Including higher social protection services such as health and education, Government has so far spent just under $100 million.
“So, this is really the nature of the social protection programme. It is really multi-faceted, it is a package. Government is a major player but so are development partners,” said Prof Ncube.
Meanwhile, Government has started making token payments to the World Bank, African Development Bank and European Investment Bank as it implements measures to clear all its arrears, Minister Ncube has said.
He made the remarks while appearing before the Parliamentary Committee on Budget and Finance in Harare yesterday.
The committee wanted to know what measures the Ministry of Finance and Economic Development is undertaking to clear all the arrears owed by Zimbabwe and normalise relations with external creditors.
“We have started making some token payments to the World Bank, African Development Bank and European Investment bank. We started these payments last month and we will carry on making these token payments so that we don’t become complete defaulters, so we are on the correct path,” he said.
“The door to the clearance of arrears is the Staff Monitored Programme (SMP) and I am pleased to report that we have successfully concluded that after three rounds of negotiations and three visits by the International Monetary Fund as well as my three visits to Washington with my team, so we managed to conclude that. The SMP is the only door for arrears clearance and that was made very clear by those whom we owe money.

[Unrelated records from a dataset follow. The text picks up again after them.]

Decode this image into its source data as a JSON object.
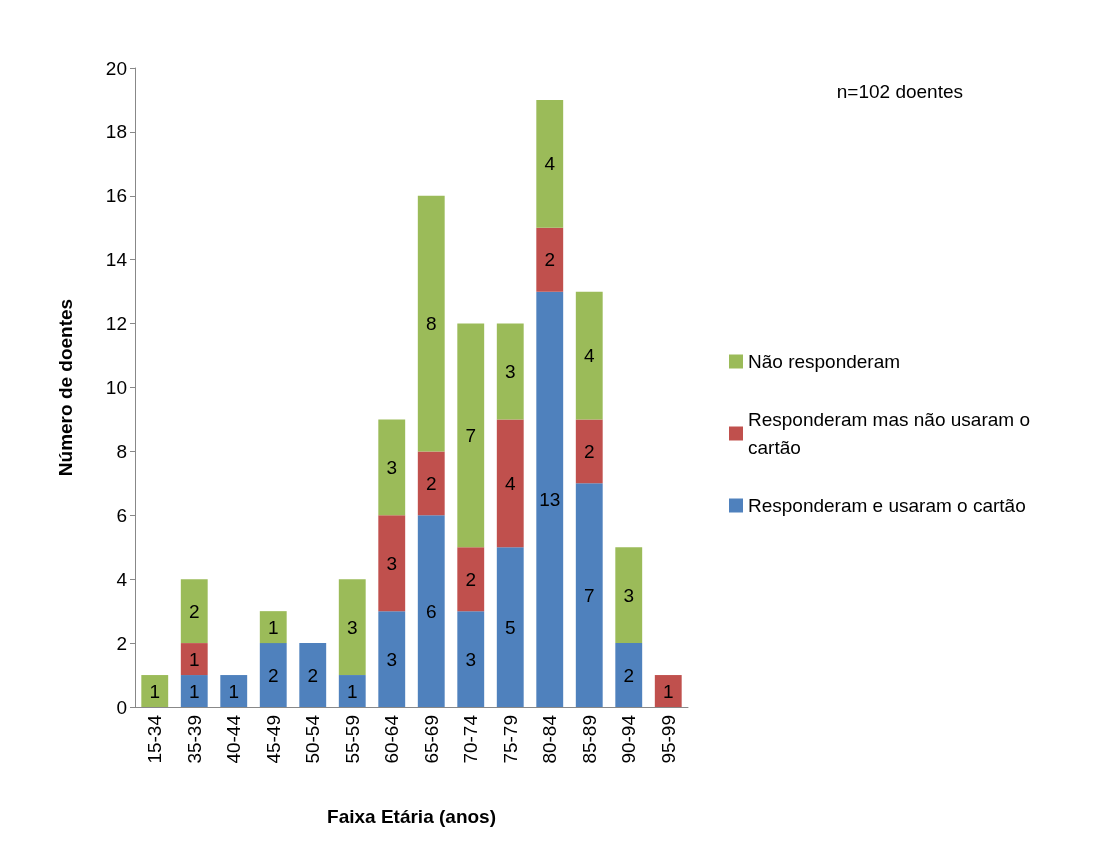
{
  "chart_data": {
    "type": "bar",
    "stacked": true,
    "xlabel": "Faixa Etária (anos)",
    "ylabel": "Número de doentes",
    "categories": [
      "15-34",
      "35-39",
      "40-44",
      "45-49",
      "50-54",
      "55-59",
      "60-64",
      "65-69",
      "70-74",
      "75-79",
      "80-84",
      "85-89",
      "90-94",
      "95-99"
    ],
    "series": [
      {
        "name": "Responderam e usaram o cartão",
        "color": "#4f81bd",
        "values": [
          null,
          1,
          1,
          2,
          2,
          1,
          3,
          6,
          3,
          5,
          13,
          7,
          2,
          null
        ]
      },
      {
        "name": "Responderam mas não usaram o cartão",
        "color": "#c0504d",
        "values": [
          null,
          1,
          null,
          null,
          null,
          null,
          3,
          2,
          2,
          4,
          2,
          2,
          null,
          1
        ]
      },
      {
        "name": "Não responderam",
        "color": "#9bbb59",
        "values": [
          1,
          2,
          null,
          1,
          null,
          3,
          3,
          8,
          7,
          3,
          4,
          4,
          3,
          null
        ]
      }
    ],
    "ylim": [
      0,
      20
    ],
    "yticks": [
      0,
      2,
      4,
      6,
      8,
      10,
      12,
      14,
      16,
      18,
      20
    ],
    "grid": false,
    "legend": "right",
    "data_labels": true,
    "annotations": [
      "n=102 doentes"
    ]
  }
}
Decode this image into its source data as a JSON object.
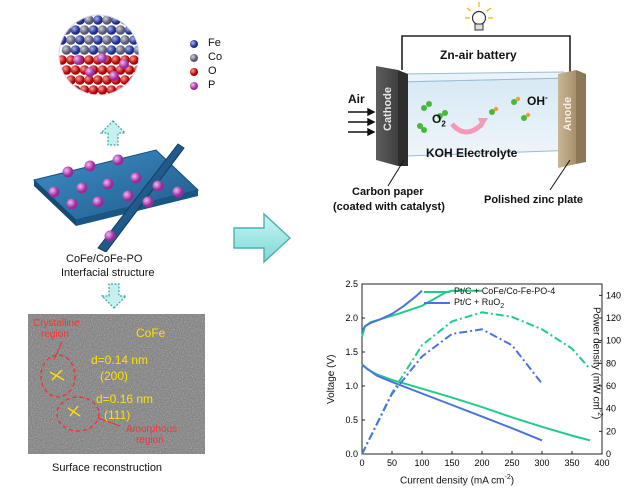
{
  "left": {
    "legend": [
      "Fe",
      "Co",
      "O",
      "P"
    ],
    "interface_caption_1": "CoFe/CoFe-PO",
    "interface_caption_2": "Interfacial structure",
    "tem": {
      "crystalline_1": "Crystalline",
      "crystalline_2": "region",
      "phase": "CoFe",
      "d1": "d=0.14 nm",
      "d1_plane": "(200)",
      "d2": "d=0.16 nm",
      "d2_plane": "(111)",
      "amorphous_1": "Amorphous",
      "amorphous_2": "region"
    },
    "tem_caption": "Surface reconstruction"
  },
  "battery": {
    "title": "Zn-air battery",
    "air": "Air",
    "cathode": "Cathode",
    "anode": "Anode",
    "o2": "O",
    "o2_sub": "2",
    "oh": "OH",
    "oh_sup": "-",
    "electrolyte": "KOH Electrolyte",
    "carbon_1": "Carbon paper",
    "carbon_2": "(coated with catalyst)",
    "zinc": "Polished zinc plate"
  },
  "chart_data": {
    "type": "line",
    "xlabel": "Current density (mA cm",
    "xlabel_sup": "-2",
    "xlabel_end": ")",
    "ylabel": "Voltage (V)",
    "y2label": "Power density (mW cm",
    "y2label_sup": "-2",
    "y2label_end": ")",
    "xlim": [
      0,
      400
    ],
    "ylim": [
      0,
      2.5
    ],
    "y2lim": [
      0,
      150
    ],
    "xticks": [
      "0",
      "50",
      "100",
      "150",
      "200",
      "250",
      "300",
      "350",
      "400"
    ],
    "yticks": [
      "0.0",
      "0.5",
      "1.0",
      "1.5",
      "2.0",
      "2.5"
    ],
    "y2ticks": [
      "0",
      "20",
      "40",
      "60",
      "80",
      "100",
      "120",
      "140"
    ],
    "legend": [
      "Pt/C + CoFe/Co-Fe-PO-4",
      "Pt/C + RuO"
    ],
    "legend_sub": [
      "",
      "2"
    ],
    "colors": [
      "#22cc88",
      "#4a73e0"
    ],
    "series": [
      {
        "name": "Pt/C + CoFe/Co-Fe-PO-4",
        "discharge": [
          [
            0,
            1.32
          ],
          [
            10,
            1.24
          ],
          [
            25,
            1.17
          ],
          [
            50,
            1.09
          ],
          [
            100,
            0.96
          ],
          [
            150,
            0.83
          ],
          [
            200,
            0.69
          ],
          [
            250,
            0.54
          ],
          [
            300,
            0.4
          ],
          [
            350,
            0.27
          ],
          [
            380,
            0.2
          ]
        ],
        "charge": [
          [
            0,
            1.72
          ],
          [
            5,
            1.88
          ],
          [
            15,
            1.94
          ],
          [
            30,
            1.98
          ],
          [
            60,
            2.06
          ],
          [
            100,
            2.18
          ],
          [
            120,
            2.28
          ],
          [
            140,
            2.38
          ],
          [
            150,
            2.4
          ],
          [
            200,
            2.4
          ]
        ],
        "power": [
          [
            0,
            0
          ],
          [
            50,
            54
          ],
          [
            100,
            96
          ],
          [
            150,
            117
          ],
          [
            200,
            125
          ],
          [
            250,
            121
          ],
          [
            300,
            110
          ],
          [
            350,
            93
          ],
          [
            380,
            75
          ]
        ]
      },
      {
        "name": "Pt/C + RuO2",
        "discharge": [
          [
            0,
            1.31
          ],
          [
            25,
            1.15
          ],
          [
            50,
            1.06
          ],
          [
            100,
            0.89
          ],
          [
            150,
            0.72
          ],
          [
            200,
            0.55
          ],
          [
            250,
            0.38
          ],
          [
            300,
            0.2
          ]
        ],
        "charge": [
          [
            0,
            1.8
          ],
          [
            5,
            1.88
          ],
          [
            15,
            1.93
          ],
          [
            30,
            1.98
          ],
          [
            50,
            2.06
          ],
          [
            70,
            2.18
          ],
          [
            90,
            2.32
          ],
          [
            100,
            2.4
          ]
        ],
        "power": [
          [
            0,
            0
          ],
          [
            50,
            53
          ],
          [
            100,
            86
          ],
          [
            150,
            106
          ],
          [
            200,
            110
          ],
          [
            250,
            96
          ],
          [
            300,
            62
          ]
        ]
      }
    ]
  }
}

“If you look at the road map itself, the first order of business was to get the creditors to accept the Transitional Stabilisation Programme (TSP) which they have accepted and have endorsed as a credible economic reform agenda. The second stage was then to be accepted on the SMP and the third stage is to make sure that we meet all our targets as far as our budget is concerned,” he said.
Min Ncube said the Staff Monitored Programme will go through tests which if successful will trigger the clearance of the arrears.
“So what will happen is that the SMP will go through three test dates that is in July, September or October and in December and the final report in January. So we are building up towards arrears clearance at the moment and our hope is that when that report is given, it will trigger clearance of the World Bank and the African Development Bank as well as the European Investment Bank arrears,” he said.
Recently, the IMF said the Staff Monitored Programme between the fund and Zimbabwe will put the country on a sustainable growth trajectory and help build a track record of sound economic policies as it seeks to normalise its relations with external creditors.
The SMP will be implemented from May 2019 to March 2020, with quarterly reviews.